As you know if you have a rental property you are required to report any earnings from tenants in your properties as income. Although if you have a property that you live in most of the year, but rent for short periods you may not have to report any income earned. You may even be able to deduct the costs that you have from renting the property, but you may also be limited on you deductions if the property is also your home. If you rent out a vacation home you need to know what it will affect at tax time.

Vacation Homes – Almost any type of property can be a vacation home such as; houses, apartments, condos, mobile homes and even boats.

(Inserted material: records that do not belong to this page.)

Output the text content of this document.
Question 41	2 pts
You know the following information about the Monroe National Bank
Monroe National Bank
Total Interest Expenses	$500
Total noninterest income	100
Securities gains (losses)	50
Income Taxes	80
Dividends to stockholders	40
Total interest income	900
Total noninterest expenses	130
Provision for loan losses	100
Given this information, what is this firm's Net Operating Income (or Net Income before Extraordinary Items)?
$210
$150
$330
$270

Schedule E – You report any earned rental income by filing a Schedule E, Supplemental Income and Loss. You may also have the Net Investment Tax applied.

You’re Own Home – If you also use the property you rent as your home the deductible costs associated with renting is lowered. Your deduction cannot exceed the total of rental income you earned.

Cost Division – There are special rules for when you both use and rent the same home. You will have to divide the expenses between what you incur from personal use and from rental use.

Personal Use – This means that the property owner and their family use the home for their own use, it may also apply to a tenant who pays less than fair market rental value.

Schedule A – You report any expenses you wish to deduct on a Schedule a, Itemized Deduction. Items such as mortgage interest, property taxes and casualty losses may be able to be deducted.

15 Day Window – If you only rented your property for 15 days or less in a year it will fall under personal use and you will not have to report the rental income.